Certains villages se distinguaient des autres par la présence d’un bâtiment plus haut que les autres, probablement un clocher ou une mairie plus orgueilleuse que de raison. Les fenêtres s’éclairaient une à une, chandelles et lampes devaient sûrement se poser sur les tables pour le dîner. Je me rendis alors compte que, moi aussi j’avais faim et que je n’avais pas prévu de provisions. Je pris le parti de me retenir d’acheter quelque chose au wagon restaurant, j’avais tellement d’argent que je voulais le donner à mes parents. Ils avaient tant faits pour moi ! Malgré de piètres résultats à l’école, dus autant à mon manque de travail qu’à des difficultés d’apprentissage, ils furent systématiquement moteurs dans mon éducation. Pour eux j’avais un avenir autrement plus radieux que mineur ou simple mécanicien. « Un de plus ça ne sert à rien ! » disait souvent papa en voyant des immigrants arriver en ville et repartir sans avoir trouvé d’emploi. Ce n’était pas du racisme, c’était un constat qu’il trouvait affligeant : nous avions déjà du mal à fournir du travail à tout le monde, donc à ses yeux il était inconcevable d’en fournir à des étrangers. Jamais il ne m’enseigna quoi que ce soit de mauvais, tout juste eut-il parfois la mauvaise tendance à tâter de la dive bouteille… Enfin, c’était une maladie commune à tous ceux qui travaillaient aux puits. Maman elle faisait souvent de la couture, des retouches pour « ajouter du beurre dans les légumes » et ainsi nous permettre un peu de superflu. J’appris énormément de mes parents, dont quelques vertus qui me sauvèrent la vie plus d’une fois. Respect et tolérance furent à leurs yeux les seules choses nécessaires l’existence. Jamais ils n’eurent à avoir honte d’eux, pas plus que je ne fis quoi que ce soit qui put leur faire honte.

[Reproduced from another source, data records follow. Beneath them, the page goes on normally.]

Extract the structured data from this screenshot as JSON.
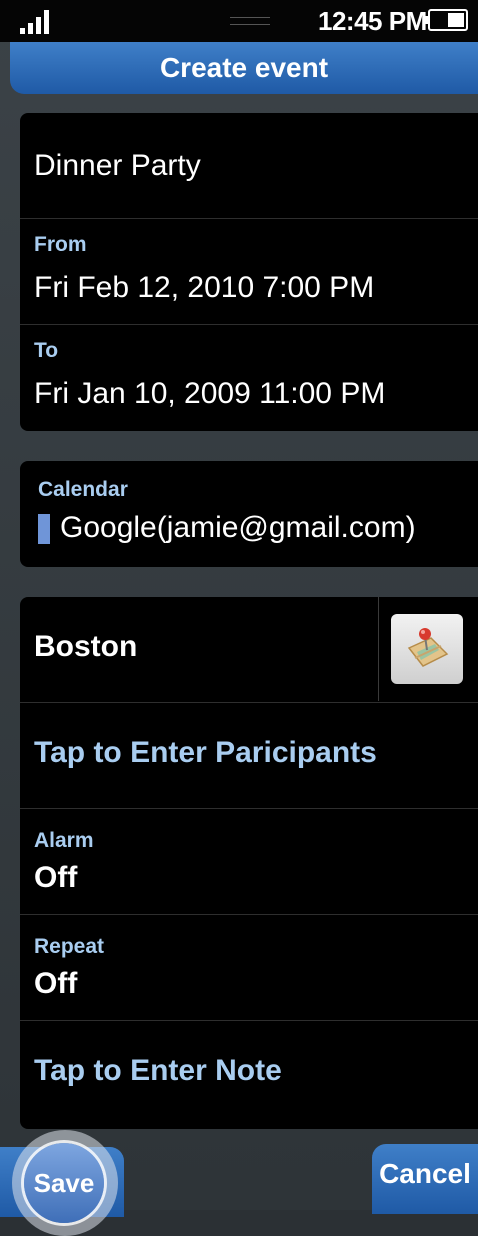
{
  "status": {
    "time": "12:45 PM"
  },
  "header": {
    "title": "Create event"
  },
  "event": {
    "title": "Dinner Party",
    "from_label": "From",
    "from_value": "Fri Feb 12, 2010 7:00 PM",
    "to_label": "To",
    "to_value": "Fri Jan 10, 2009 11:00 PM"
  },
  "calendar": {
    "label": "Calendar",
    "value": "Google(jamie@gmail.com)",
    "color": "#6f95d8"
  },
  "details": {
    "location": "Boston",
    "participants_prompt": "Tap to Enter Paricipants",
    "alarm_label": "Alarm",
    "alarm_value": "Off",
    "repeat_label": "Repeat",
    "repeat_value": "Off",
    "note_prompt": "Tap to Enter Note"
  },
  "buttons": {
    "save": "Save",
    "cancel": "Cancel"
  },
  "icons": {
    "map": "map-pin-icon",
    "signal": "signal-icon",
    "battery": "battery-icon"
  },
  "colors": {
    "accent": "#2a6ab8",
    "label": "#a9cdf0"
  }
}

Que de souvenirs, que l’école était loin déjà ! Quand je me décidai à reprendre mes études en main je pus alors avoir un niveau acceptable en entrant au collège de la ville. Bâtisse unique, les cours étaient mixtes non par choix mais simplement par manque d’enseignants. J’y appris mathématique, lettre et sciences avec facilité. Avec le recul je pense que le niveau était de piètre qualité tant il fallait que nous fassions de la place pour les classes suivantes. Enfin bon, j’étais déjà fasciné par les grosses pompes de drainage des mines, par ces bielles gigantesques ne s’arrêtant jamais, et par ces havages démesurés qui me laissaient sidérés. C’est peu à peu l’idée qui germa en moi : prendre le chemin de la capitale, entrer dans la légendaire STEAM et ainsi décrocher un diplôme de vaporiste. Il y avait bien une université aujourd’hui disparue à Ranetta, mais je ne croyais pas qu’elle aurait pu me donner un niveau équivalent à celle de la faculté nationale. Somme toute, tout me menait à Varia, tout concourut à faire de moi un aspirant puis un élève.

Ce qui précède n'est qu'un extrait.